Jim Hovanec

Jim Hovonec, on far left, makes a hard round at the race track with two other riders.

At 73, Jim Hovanec knows that he should make wise decisions regarding face coverings and social distancing.  So, on a typical weekend, he will put on a helmet (and full leathers), stay about 6 feet away from his fellow motorcyclists, and enjoy himself at 140 miles per hour.

        “I have raced about a dozen times this year,” Jim told me, “half of them at the new track in Pineville, several times at the New York State Safety Track and we did a three-day event in Michigan. That was great. It was a two and a half mile track, and we raced going in different directions (in separate races, of course) and it felt like a different track.”

        When I asked about that 140 mph, Jim said, “At the track, people ride at their own skill level and my KTM 990 Super Duke tops out around 140, but some of the BMWs and Yamahas often hit 180.” 

        Hovanec (who was featured as Jimmy Ho in my April Fool’s Day story about guys riding on the back of their wives’ bikes) climbed aboard his first road bike in 1966, and he has spent more time in the saddle than just about anyone I know. He owned and operated his own shop, Progressive Powersport, for many years and he sold the sleek, sassy and highly technologically-advanced Ducati brand. Selling those bikes gave Jim a lot of satisfaction, but it also reinforced something he’d already known: There is, too often, a dangerous gap between a bike’s capabilities and the skill level of its rider. 

I could hear a degree of frustration in his voice when he recalled, “I talked a lot of my customers into going over to Watkins Glen to attend the riding school and sharpen their skills on the track. With no instruction, too many guys were crashing and then selling their bikes.”

        Jim and I had a conversation about road riding, and as two guys with 102 years of combined experience, we’ve seen a lot. “I have only had one serious incident,” Jim said.  “I was coming back from Alaska in 2007, and some lady in a mini-van took off my front wheel of my Harley.”  “The ambulance guy told me if I didn’t have the top-shelf safety gear I had on, I’d probably be dead.” 

        I shared my close calls stories: how turning into my driveway, I was almost rear-ended by a car going 55 mph; and had the driver not realized what was happening until one second later, it would have been catastrophic. Jim nodded and said, “You really have to be aware.  Drivers are so distracted. You have to scan front and back, and you have to have the right equipment...There is the old saying, ‘You have to dress for the slide, not for the ride,’ and you have to be aware that the old myth about not using your front brake is not helpful. The newer bikes – especially with good tires – have great stopping power.  I’d talk to guys who said, ‘I had to lay it down,’ and I’d see a 150-foot skid mark and it was clear that if they knew how to use their front brake they wouldn’t have crashed.”
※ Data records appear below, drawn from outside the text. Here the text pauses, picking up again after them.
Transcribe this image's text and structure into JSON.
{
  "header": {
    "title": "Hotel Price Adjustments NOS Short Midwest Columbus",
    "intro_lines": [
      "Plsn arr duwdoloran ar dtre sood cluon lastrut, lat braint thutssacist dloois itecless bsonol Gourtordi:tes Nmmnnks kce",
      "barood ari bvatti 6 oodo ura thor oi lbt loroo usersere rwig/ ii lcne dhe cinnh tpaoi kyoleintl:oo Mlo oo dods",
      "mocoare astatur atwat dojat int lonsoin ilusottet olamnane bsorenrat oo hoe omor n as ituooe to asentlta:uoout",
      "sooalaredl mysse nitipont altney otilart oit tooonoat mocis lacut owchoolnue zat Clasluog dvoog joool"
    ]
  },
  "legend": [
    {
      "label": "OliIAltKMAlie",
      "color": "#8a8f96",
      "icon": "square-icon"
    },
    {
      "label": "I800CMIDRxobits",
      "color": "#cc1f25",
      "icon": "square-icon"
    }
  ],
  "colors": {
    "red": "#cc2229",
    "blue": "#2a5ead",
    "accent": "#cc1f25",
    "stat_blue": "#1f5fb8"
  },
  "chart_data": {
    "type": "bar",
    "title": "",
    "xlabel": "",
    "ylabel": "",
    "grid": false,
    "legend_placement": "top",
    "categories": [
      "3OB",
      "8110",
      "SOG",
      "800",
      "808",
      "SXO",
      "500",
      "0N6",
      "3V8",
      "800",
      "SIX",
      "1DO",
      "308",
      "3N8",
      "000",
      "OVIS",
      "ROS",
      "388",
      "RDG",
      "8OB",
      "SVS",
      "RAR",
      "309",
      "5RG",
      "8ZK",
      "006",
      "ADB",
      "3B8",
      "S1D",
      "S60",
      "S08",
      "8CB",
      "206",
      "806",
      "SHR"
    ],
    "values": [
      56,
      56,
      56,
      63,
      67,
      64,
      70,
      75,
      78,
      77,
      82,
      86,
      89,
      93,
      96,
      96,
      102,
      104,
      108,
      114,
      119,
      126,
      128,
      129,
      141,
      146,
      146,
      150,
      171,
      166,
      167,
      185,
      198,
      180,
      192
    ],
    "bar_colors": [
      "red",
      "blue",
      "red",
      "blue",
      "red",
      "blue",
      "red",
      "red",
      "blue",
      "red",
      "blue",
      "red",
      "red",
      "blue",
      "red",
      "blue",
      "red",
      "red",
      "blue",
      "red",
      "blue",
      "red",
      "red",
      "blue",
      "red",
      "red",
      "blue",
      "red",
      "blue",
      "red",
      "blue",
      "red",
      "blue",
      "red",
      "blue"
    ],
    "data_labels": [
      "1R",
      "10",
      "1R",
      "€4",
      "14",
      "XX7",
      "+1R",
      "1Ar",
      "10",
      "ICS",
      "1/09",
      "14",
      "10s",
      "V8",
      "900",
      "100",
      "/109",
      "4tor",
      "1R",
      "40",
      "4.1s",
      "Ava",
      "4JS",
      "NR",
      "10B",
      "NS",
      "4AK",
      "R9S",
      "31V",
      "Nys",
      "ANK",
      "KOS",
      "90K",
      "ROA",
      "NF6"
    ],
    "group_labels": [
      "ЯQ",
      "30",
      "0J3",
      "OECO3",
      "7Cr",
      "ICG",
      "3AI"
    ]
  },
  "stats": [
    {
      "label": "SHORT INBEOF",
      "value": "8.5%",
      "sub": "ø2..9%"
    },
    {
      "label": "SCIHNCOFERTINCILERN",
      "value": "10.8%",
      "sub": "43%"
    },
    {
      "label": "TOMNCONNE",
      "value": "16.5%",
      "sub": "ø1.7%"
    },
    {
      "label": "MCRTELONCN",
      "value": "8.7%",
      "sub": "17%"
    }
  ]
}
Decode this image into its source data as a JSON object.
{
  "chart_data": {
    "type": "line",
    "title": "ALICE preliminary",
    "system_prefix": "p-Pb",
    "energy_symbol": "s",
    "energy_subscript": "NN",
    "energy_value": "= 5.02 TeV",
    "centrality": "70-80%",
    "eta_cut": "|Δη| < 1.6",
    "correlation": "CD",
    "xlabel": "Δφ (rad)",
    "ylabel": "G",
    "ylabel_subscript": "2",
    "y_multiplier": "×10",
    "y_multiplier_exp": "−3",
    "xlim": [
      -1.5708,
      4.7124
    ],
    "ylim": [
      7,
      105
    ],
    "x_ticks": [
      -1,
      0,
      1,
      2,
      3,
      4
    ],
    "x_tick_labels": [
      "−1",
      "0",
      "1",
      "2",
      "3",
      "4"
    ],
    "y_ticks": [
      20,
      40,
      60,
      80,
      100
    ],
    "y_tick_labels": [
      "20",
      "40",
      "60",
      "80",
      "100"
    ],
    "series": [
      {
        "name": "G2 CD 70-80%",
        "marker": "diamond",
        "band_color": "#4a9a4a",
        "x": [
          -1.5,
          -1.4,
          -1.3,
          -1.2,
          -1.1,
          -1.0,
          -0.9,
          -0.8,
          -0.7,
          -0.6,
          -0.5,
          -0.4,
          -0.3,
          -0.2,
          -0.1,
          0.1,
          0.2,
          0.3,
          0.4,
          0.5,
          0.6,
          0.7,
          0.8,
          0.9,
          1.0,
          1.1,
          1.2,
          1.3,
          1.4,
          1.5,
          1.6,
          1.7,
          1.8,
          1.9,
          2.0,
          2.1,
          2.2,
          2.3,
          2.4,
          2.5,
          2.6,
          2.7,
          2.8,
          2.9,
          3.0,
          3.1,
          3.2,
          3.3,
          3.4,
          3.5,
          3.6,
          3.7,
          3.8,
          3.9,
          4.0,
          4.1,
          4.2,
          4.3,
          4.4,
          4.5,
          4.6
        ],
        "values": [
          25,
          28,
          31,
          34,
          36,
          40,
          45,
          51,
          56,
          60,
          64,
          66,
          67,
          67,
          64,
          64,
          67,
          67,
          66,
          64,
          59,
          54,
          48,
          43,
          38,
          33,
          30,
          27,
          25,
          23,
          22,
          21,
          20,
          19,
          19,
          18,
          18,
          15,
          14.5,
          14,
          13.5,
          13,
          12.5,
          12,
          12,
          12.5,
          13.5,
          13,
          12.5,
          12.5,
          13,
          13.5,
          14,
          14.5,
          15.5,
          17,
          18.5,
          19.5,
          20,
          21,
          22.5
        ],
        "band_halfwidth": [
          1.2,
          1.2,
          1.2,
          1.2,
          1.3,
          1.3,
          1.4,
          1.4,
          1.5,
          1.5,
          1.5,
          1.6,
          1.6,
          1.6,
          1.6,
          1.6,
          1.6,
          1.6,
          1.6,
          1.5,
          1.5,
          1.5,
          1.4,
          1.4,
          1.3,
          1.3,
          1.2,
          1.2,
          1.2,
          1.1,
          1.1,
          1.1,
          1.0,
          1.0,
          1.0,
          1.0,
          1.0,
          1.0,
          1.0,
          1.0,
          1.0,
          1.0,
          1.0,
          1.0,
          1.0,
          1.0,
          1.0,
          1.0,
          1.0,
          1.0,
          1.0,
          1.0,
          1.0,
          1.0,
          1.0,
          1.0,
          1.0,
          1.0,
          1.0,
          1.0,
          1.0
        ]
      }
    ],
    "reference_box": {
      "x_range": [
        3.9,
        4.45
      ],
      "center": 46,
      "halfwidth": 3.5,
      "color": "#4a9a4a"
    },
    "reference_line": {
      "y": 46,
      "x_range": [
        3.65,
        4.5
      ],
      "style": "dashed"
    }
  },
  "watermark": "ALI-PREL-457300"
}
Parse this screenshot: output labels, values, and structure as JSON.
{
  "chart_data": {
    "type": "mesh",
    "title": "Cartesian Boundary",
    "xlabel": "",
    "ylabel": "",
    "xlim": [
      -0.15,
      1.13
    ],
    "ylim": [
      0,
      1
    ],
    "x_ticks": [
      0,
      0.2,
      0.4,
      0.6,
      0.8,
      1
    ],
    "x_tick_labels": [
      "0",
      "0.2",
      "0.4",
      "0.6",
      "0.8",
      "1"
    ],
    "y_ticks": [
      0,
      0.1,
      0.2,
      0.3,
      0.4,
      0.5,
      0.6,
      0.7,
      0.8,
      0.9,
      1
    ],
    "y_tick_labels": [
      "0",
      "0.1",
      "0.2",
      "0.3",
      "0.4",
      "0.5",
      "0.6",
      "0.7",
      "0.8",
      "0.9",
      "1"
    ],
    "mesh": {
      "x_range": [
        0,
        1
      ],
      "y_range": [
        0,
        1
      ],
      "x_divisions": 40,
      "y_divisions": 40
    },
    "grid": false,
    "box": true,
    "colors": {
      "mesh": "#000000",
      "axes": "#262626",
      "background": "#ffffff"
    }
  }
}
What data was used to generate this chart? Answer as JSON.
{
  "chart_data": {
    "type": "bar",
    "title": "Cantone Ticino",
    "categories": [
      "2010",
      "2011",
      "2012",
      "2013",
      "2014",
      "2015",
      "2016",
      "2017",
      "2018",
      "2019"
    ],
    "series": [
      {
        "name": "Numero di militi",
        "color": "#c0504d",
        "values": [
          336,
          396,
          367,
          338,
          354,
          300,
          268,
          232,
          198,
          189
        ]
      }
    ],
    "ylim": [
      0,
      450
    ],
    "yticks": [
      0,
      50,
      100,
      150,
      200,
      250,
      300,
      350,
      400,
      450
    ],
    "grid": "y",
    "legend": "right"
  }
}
        As for those high-horsepower, high-speed weekend track adventures, Jim said “Ironically, it’s safer to ride on the track than on the road.  There are no guard rails, no oncoming traffic, and there is an ambulance on site.”  He continued, “One of the cool things they do at the New York Safety Track is to host a ‘Rookie Day.’  They do a ‘follow the leader’ thing, and they show you the right lines to take, proper braking, how to read the pavement.”  Asked to clarify, Jim said, “You see those ‘black snakes’ when they patch roads, and those can make a bike feel very different.  When you get the right training, you learn that a little wiggle doesn’t have to mean you’re losing control.”

        Hovanec and his racing buddies will get on the track as often as they can until it gets too cold, and then Jim – unlike most people – will get happier as the temperatures plummet. When the ice gets thick enough, he will get on his bike with the metal-studded tires and ice-race on ponds until it gets warm enough to get back on the road and track. 

        When you’re 73, and you know you only have 15 or 20 years left to race competitively, you follow the advice of Freddie Mercury and Queen. You “Get on Your Bikes and Ride.”